Hitachi Cable Limited 日立電線株式会社
- Company type: Public kabushiki gaisha
- Industry: Manufacturing (non-ferros metal)
- Predecessor: Hitachi, Ltd.
- Founded: Tokyo, Japan (April 10, 1956)
- Headquarters: Akihabara UDX, 14-1, Sotokanda Itchome, Chiyoda, Tokyo, Japan
- Number of locations: 17 in Japan
- Parent: Hitachi, Ltd.
- Website: www.hitachi-cable.co.jp/en/ (in English)

= Hitachi Cable =

Hitachi Cable, Ltd. (日立電線株式会社, Hitachi Densen Kabushiki-gaisha) is a Japanese electric wire and cable manufacturing company. It was formed from Hitachi Densen Works, the Hitachi Works spin-off previously known as Densen Works.

== History ==
The company was established in 1956 as a manufacturer of electric wire and cable for power distribution. In the half-century following the creation of the company Hitachi Cables have expanded its business operations to include the manufacture of rubber, copper cable, and optical products. Although the company still actively engages in the development of raw materials for wires and cables, it has incorporated the development of telecommunications equipment into its product line. To that end, the product line now includes antennas and coaxial cables, compound semiconductors and various electronic components, including a terminal antenna for wireless communication. The company has also developed the WirelessIP5000, a wireless IP phone that supports the Session Initiation Protocol (SIP).

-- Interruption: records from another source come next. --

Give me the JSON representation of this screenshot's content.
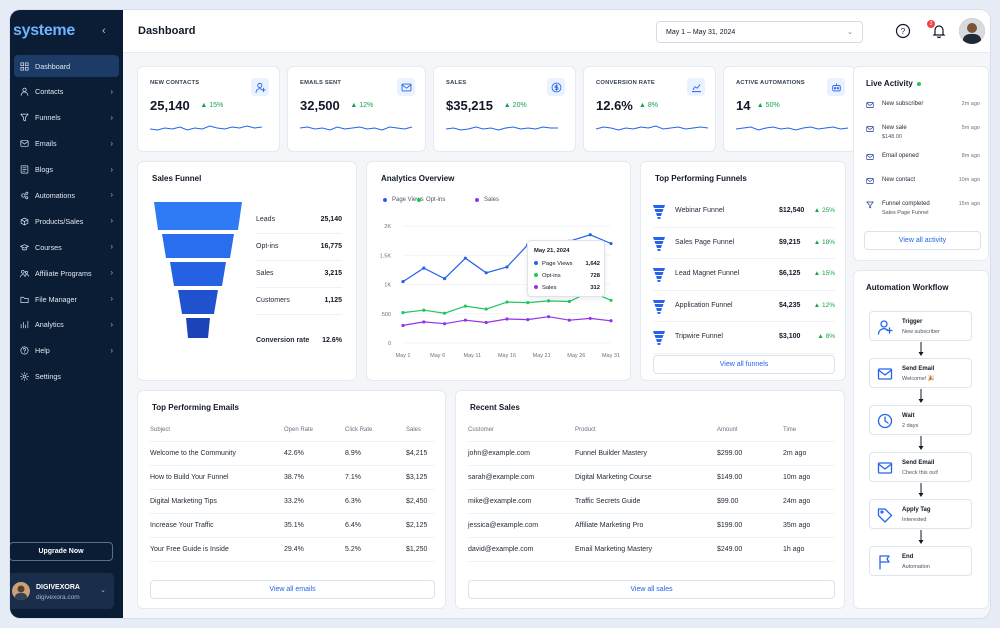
{
  "app": {
    "logo": "systeme"
  },
  "sidebar": {
    "items": [
      {
        "label": "Dashboard",
        "icon": "dashboard-icon",
        "active": true
      },
      {
        "label": "Contacts",
        "icon": "contacts-icon"
      },
      {
        "label": "Funnels",
        "icon": "funnel-icon"
      },
      {
        "label": "Emails",
        "icon": "mail-icon"
      },
      {
        "label": "Blogs",
        "icon": "blog-icon"
      },
      {
        "label": "Automations",
        "icon": "automation-icon"
      },
      {
        "label": "Products/Sales",
        "icon": "products-icon"
      },
      {
        "label": "Courses",
        "icon": "courses-icon"
      },
      {
        "label": "Affiliate Programs",
        "icon": "affiliate-icon"
      },
      {
        "label": "File Manager",
        "icon": "folder-icon"
      },
      {
        "label": "Analytics",
        "icon": "analytics-icon"
      },
      {
        "label": "Help",
        "icon": "help-icon"
      },
      {
        "label": "Settings",
        "icon": "gear-icon"
      }
    ],
    "upgrade_label": "Upgrade Now",
    "profile": {
      "name": "DIGIVEXORA",
      "email": "digivexora.com"
    }
  },
  "header": {
    "title": "Dashboard",
    "date_range": "May 1 – May 31, 2024",
    "notification_count": "3"
  },
  "stats": [
    {
      "label": "NEW CONTACTS",
      "value": "25,140",
      "change": "15%",
      "icon": "add-user-icon"
    },
    {
      "label": "EMAILS SENT",
      "value": "32,500",
      "change": "12%",
      "icon": "mail-icon"
    },
    {
      "label": "SALES",
      "value": "$35,215",
      "change": "20%",
      "icon": "dollar-icon"
    },
    {
      "label": "CONVERSION RATE",
      "value": "12.6%",
      "change": "8%",
      "icon": "chart-icon"
    },
    {
      "label": "ACTIVE AUTOMATIONS",
      "value": "14",
      "change": "50%",
      "icon": "robot-icon"
    }
  ],
  "sales_funnel": {
    "title": "Sales Funnel",
    "rows": [
      {
        "label": "Leads",
        "value": "25,140"
      },
      {
        "label": "Opt-ins",
        "value": "16,775"
      },
      {
        "label": "Sales",
        "value": "3,215"
      },
      {
        "label": "Customers",
        "value": "1,125"
      }
    ],
    "conversion_label": "Conversion rate",
    "conversion_value": "12.6%"
  },
  "analytics": {
    "title": "Analytics Overview",
    "tooltip": {
      "date": "May 21, 2024",
      "rows": [
        {
          "label": "Page Views",
          "value": "1,642"
        },
        {
          "label": "Opt-ins",
          "value": "728"
        },
        {
          "label": "Sales",
          "value": "312"
        }
      ]
    }
  },
  "chart_data": {
    "type": "line",
    "categories": [
      "May 1",
      "May 6",
      "May 11",
      "May 16",
      "May 21",
      "May 26",
      "May 31"
    ],
    "x": [
      1,
      4,
      7,
      10,
      13,
      16,
      19,
      22,
      25,
      28,
      31
    ],
    "series": [
      {
        "name": "Page Views",
        "color": "#2563eb",
        "values": [
          1050,
          1280,
          1100,
          1450,
          1200,
          1300,
          1680,
          1700,
          1740,
          1850,
          1700
        ]
      },
      {
        "name": "Opt-ins",
        "color": "#22c55e",
        "values": [
          520,
          560,
          510,
          630,
          580,
          700,
          690,
          720,
          710,
          880,
          730
        ]
      },
      {
        "name": "Sales",
        "color": "#9333ea",
        "values": [
          300,
          360,
          330,
          390,
          350,
          410,
          400,
          450,
          390,
          420,
          380
        ]
      }
    ],
    "yticks": [
      "0",
      "500",
      "1K",
      "1.5K",
      "2K"
    ],
    "ylim": [
      0,
      2000
    ],
    "grid": true,
    "legend": "top-left"
  },
  "top_funnels": {
    "title": "Top Performing Funnels",
    "rows": [
      {
        "name": "Webinar Funnel",
        "value": "$12,540",
        "change": "25%"
      },
      {
        "name": "Sales Page Funnel",
        "value": "$9,215",
        "change": "18%"
      },
      {
        "name": "Lead Magnet Funnel",
        "value": "$6,125",
        "change": "15%"
      },
      {
        "name": "Application Funnel",
        "value": "$4,235",
        "change": "12%"
      },
      {
        "name": "Tripwire Funnel",
        "value": "$3,100",
        "change": "8%"
      }
    ],
    "link": "View all funnels"
  },
  "live_activity": {
    "title": "Live Activity",
    "rows": [
      {
        "title": "New subscriber",
        "sub": "",
        "time": "2m ago",
        "icon": "subscriber-icon"
      },
      {
        "title": "New sale",
        "sub": "$148.00",
        "time": "5m ago",
        "icon": "sale-icon"
      },
      {
        "title": "Email opened",
        "sub": "",
        "time": "8m ago",
        "icon": "mail-icon"
      },
      {
        "title": "New contact",
        "sub": "",
        "time": "10m ago",
        "icon": "contact-icon"
      },
      {
        "title": "Funnel completed",
        "sub": "Sales Page Funnel",
        "time": "15m ago",
        "icon": "funnel-icon"
      }
    ],
    "link": "View all activity"
  },
  "workflow": {
    "title": "Automation Workflow",
    "steps": [
      {
        "title": "Trigger",
        "sub": "New subscriber",
        "icon": "trigger-icon"
      },
      {
        "title": "Send Email",
        "sub": "Welcome! 🎉",
        "icon": "mail-icon"
      },
      {
        "title": "Wait",
        "sub": "2 days",
        "icon": "clock-icon"
      },
      {
        "title": "Send Email",
        "sub": "Check this out!",
        "icon": "mail-icon"
      },
      {
        "title": "Apply Tag",
        "sub": "Interested",
        "icon": "tag-icon"
      },
      {
        "title": "End",
        "sub": "Automation",
        "icon": "flag-icon"
      }
    ]
  },
  "top_emails": {
    "title": "Top Performing Emails",
    "headers": [
      "Subject",
      "Open Rate",
      "Click Rate",
      "Sales"
    ],
    "rows": [
      [
        "Welcome to the Community",
        "42.6%",
        "8.9%",
        "$4,215"
      ],
      [
        "How to Build Your Funnel",
        "38.7%",
        "7.1%",
        "$3,125"
      ],
      [
        "Digital Marketing Tips",
        "33.2%",
        "6.3%",
        "$2,450"
      ],
      [
        "Increase Your Traffic",
        "35.1%",
        "6.4%",
        "$2,125"
      ],
      [
        "Your Free Guide is Inside",
        "29.4%",
        "5.2%",
        "$1,250"
      ]
    ],
    "link": "View all emails"
  },
  "recent_sales": {
    "title": "Recent Sales",
    "headers": [
      "Customer",
      "Product",
      "Amount",
      "Time"
    ],
    "rows": [
      [
        "john@example.com",
        "Funnel Builder Mastery",
        "$299.00",
        "2m ago"
      ],
      [
        "sarah@example.com",
        "Digital Marketing Course",
        "$149.00",
        "10m ago"
      ],
      [
        "mike@example.com",
        "Traffic Secrets Guide",
        "$99.00",
        "24m ago"
      ],
      [
        "jessica@example.com",
        "Affiliate Marketing Pro",
        "$199.00",
        "35m ago"
      ],
      [
        "david@example.com",
        "Email Marketing Mastery",
        "$249.00",
        "1h ago"
      ]
    ],
    "link": "View all sales"
  }
}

As a related push into the IT arena, has developed the Apresia18020, Japan's first Terabit network switch, which has a switching capacity of 1.8 Terabits per second. The company is also one of more than a score of companies that support the consortium known as the 10 Gigabit Ethernet Alliance, along with other top wire & cable Manufacturers like Belden, General Cable, and 1X Technologies.

==Subsidiaries==

=== Hitachi Cable Manchester, Inc. (HCM) ===
Hitachi Cable Manchester, Inc. (was acquired by Bain Capital in January 2022, and is now known as Proterial Cable America, Inc.) is a manufacturer of premises telecommunications, optical fiber and electronics cables headquartered in Manchester, New Hampshire, and part of the Hitachi Cable division.

===Products===
- Copper premises cable: Category 6A UTP, Category 6A F/UTP, Category 6 UTP, Category 5e UTP, Category 5e and 6 outdoor, Category 6 GoldLAN hybrid, Category 5e GoldLAN hybrid, Category 5e power sum multi pair, Category 3 power sum multi pair, composite, ScTP, under carpet, and UTP cable.
- Fiber optic cable: Indoor interconnect, indoor multi-unit, indoor single-unit, indoor loose tube no-gel, indoor/outdoor central tube, indoor/outdoor loose tube, indoor/outdoor tight buffered multimode/singlemode, outside plant armored, and outside plant loose tube fiber optic cable.
- Electronic round cable: Coaxial, general purpose 24AWG, HDMI, IEEE 1284, IEEE 1394, Infiniband, probe, SCSI, Serial ATA, USB, and VGA electronic round cable.
- Electronic ribbon cable: Multicolor planar, microzip planar, PVC ribbonized MCX, SCSI micro quick twist, shielded, and wide pitch planar ribbon cable.